For compliance and risk management teams, this is particularly compelling. Instead of reacting after the agent does something it shouldn’t, OCL forces policy validation before execution. That’s preventive governance rather than remediation.

There are real implementation considerations: building and maintaining the policy definitions inside OCL is non-trivial, and the layer adds latency to each workflow step. But the underlying design principle — separating proposal generation from execution authorization — is likely to become a standard element of enterprise AI deployment.

If your team is currently evaluating LLM agent deployment, one question worth asking right now: do your workflows have an explicit execution authorization step separate from the agent’s proposal phase? Just having that checkpoint in place dramatically reduces worst-case scenarios.

Without a “stop” layer, automation is too risky to scale

Many teams find themselves stuck: they want to increase automation through LLM agents, but fear of misexecution prevents them from moving forward.

OCL offers a way out of that stalemate. Not “the AI must be perfectly accurate before we use it,” but “we can use it if imperfect proposals are filtered by human-controlled checkpoints.”

Accept that AI makes mistakes. Design so those mistakes don’t get executed.

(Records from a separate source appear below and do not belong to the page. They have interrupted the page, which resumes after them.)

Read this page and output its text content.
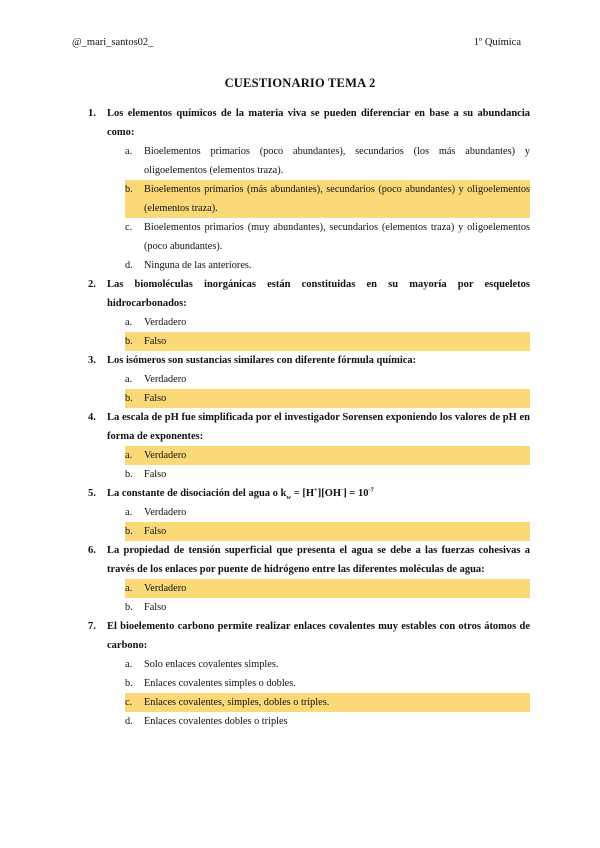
@_mari_santos02_	1º Química
CUESTIONARIO TEMA 2
1.	Los elementos químicos de la materia viva se pueden diferenciar en base a su abundancia como:
a.	Bioelementos primarios (poco abundantes), secundarios (los más abundantes) y oligoelementos (elementos traza).
b.	Bioelementos primarios (más abundantes), secundarios (poco abundantes) y oligoelementos (elementos traza).
c.	Bioelementos primarios (muy abundantes), secundarios (elementos traza) y oligoelementos (poco abundantes).
d.	Ninguna de las anteriores.
2.	Las biomoléculas inorgánicas están constituidas en su mayoría por esqueletos hidrocarbonados:
a.	Verdadero
b.	Falso
3.	Los isómeros son sustancias similares con diferente fórmula química:
a.	Verdadero
b.	Falso
4.	La escala de pH fue simplificada por el investigador Sorensen exponiendo los valores de pH en forma de exponentes:
a.	Verdadero
b.	Falso
5.	La constante de disociación del agua o $k_w = [H^+][OH^-] = 10^{-7}$
a.	Verdadero
b.	Falso
6.	La propiedad de tensión superficial que presenta el agua se debe a las fuerzas cohesivas a través de los enlaces por puente de hidrógeno entre las diferentes moléculas de agua:
a.	Verdadero
b.	Falso
7.	El bioelemento carbono permite realizar enlaces covalentes muy estables con otros átomos de carbono:
a.	Solo enlaces covalentes simples.
b.	Enlaces covalentes simples o dobles.
c.	Enlaces covalentes, simples, dobles o triples.
d.	Enlaces covalentes dobles o triples
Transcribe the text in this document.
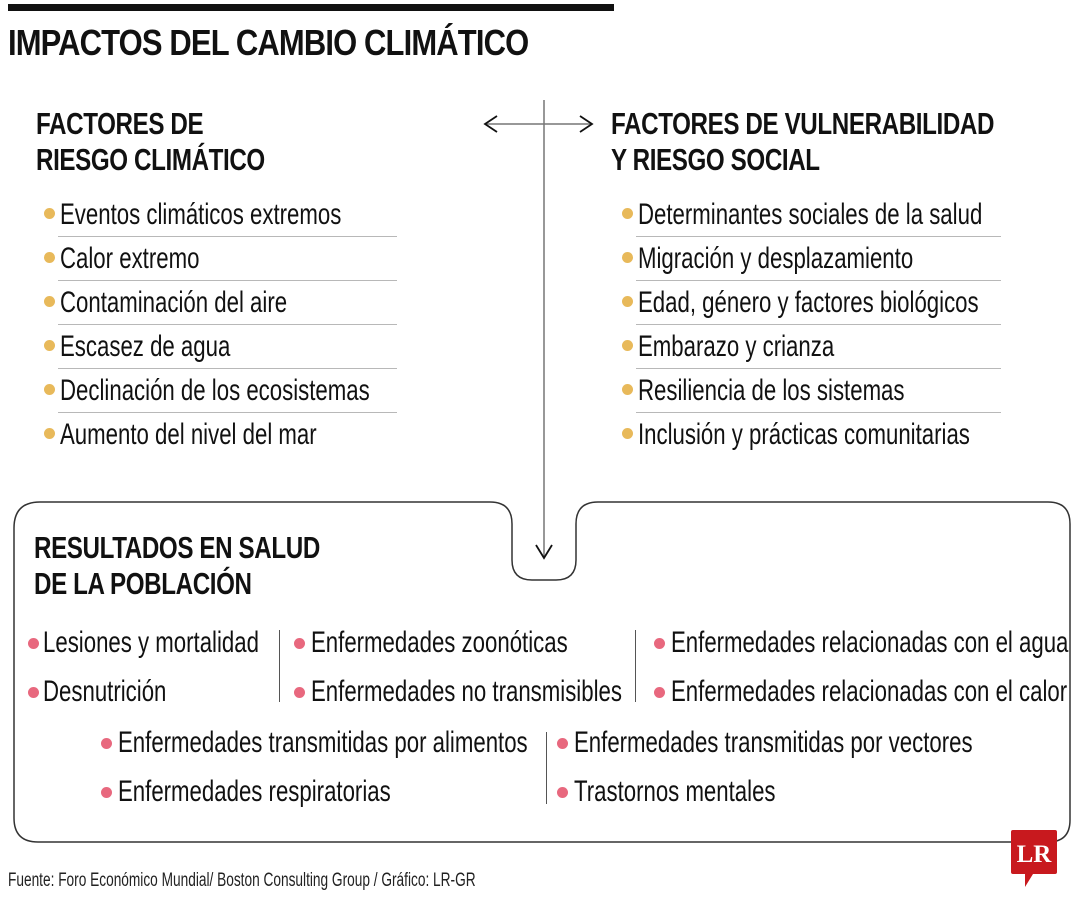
IMPACTOS DEL CAMBIO CLIMÁTICO
FACTORES DE
RIESGO CLIMÁTICO
Eventos climáticos extremos
Calor extremo
Contaminación del aire
Escasez de agua
Declinación de los ecosistemas
Aumento del nivel del mar
FACTORES DE VULNERABILIDAD
Y RIESGO SOCIAL
Determinantes sociales de la salud
Migración y desplazamiento
Edad, género y factores biológicos
Embarazo y crianza
Resiliencia de los sistemas
Inclusión y prácticas comunitarias
RESULTADOS EN SALUD
DE LA POBLACIÓN
Lesiones y mortalidad
Desnutrición
Enfermedades zoonóticas
Enfermedades no transmisibles
Enfermedades relacionadas con el agua
Enfermedades relacionadas con el calor
Enfermedades transmitidas por alimentos
Enfermedades respiratorias
Enfermedades transmitidas por vectores
Trastornos mentales
Fuente: Foro Económico Mundial/ Boston Consulting Group / Gráfico: LR-GR
LR
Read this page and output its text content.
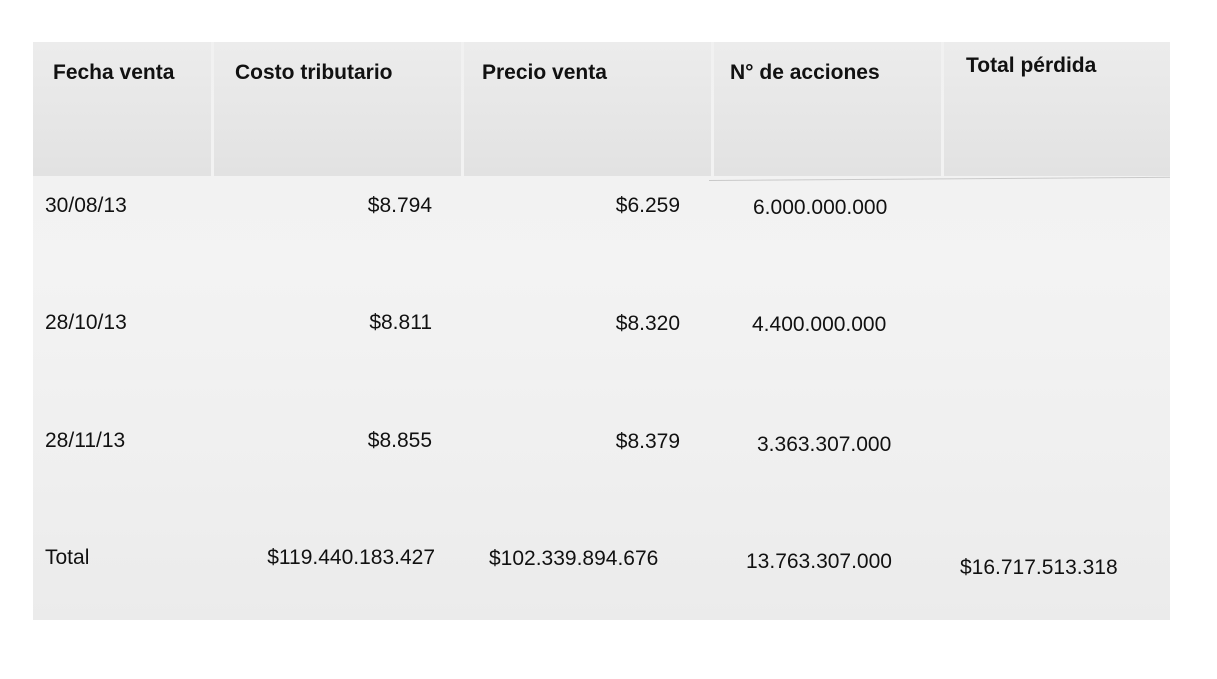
Fecha venta	Costo tributario	Precio venta	N° de acciones	Total pérdida
30/08/13	$8.794	$6.259	6.000.000.000
28/10/13	$8.811	$8.320	4.400.000.000
28/11/13	$8.855	$8.379	3.363.307.000
Total	$119.440.183.427	$102.339.894.676	13.763.307.000	$16.717.513.318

Adding this layer as standard equipment — not as an afterthought — is one of the next practical conversations in operational AI deployment.

That’s it for today!

Reference

  1. Tianyu Shi, Yang Mo, Yiou Liu, Zhuonan Hao, Yin Wang, Wenzhuo Hu, Nan Yu, Meng Zhou, Jiangbo Yu (2026). Organizational Control Layer: Governance Infrastructure at the Execution Boundary of LLM Agent Systems. arXiv preprint.

* This article was written in part with AI assistance and may contain inaccuracies.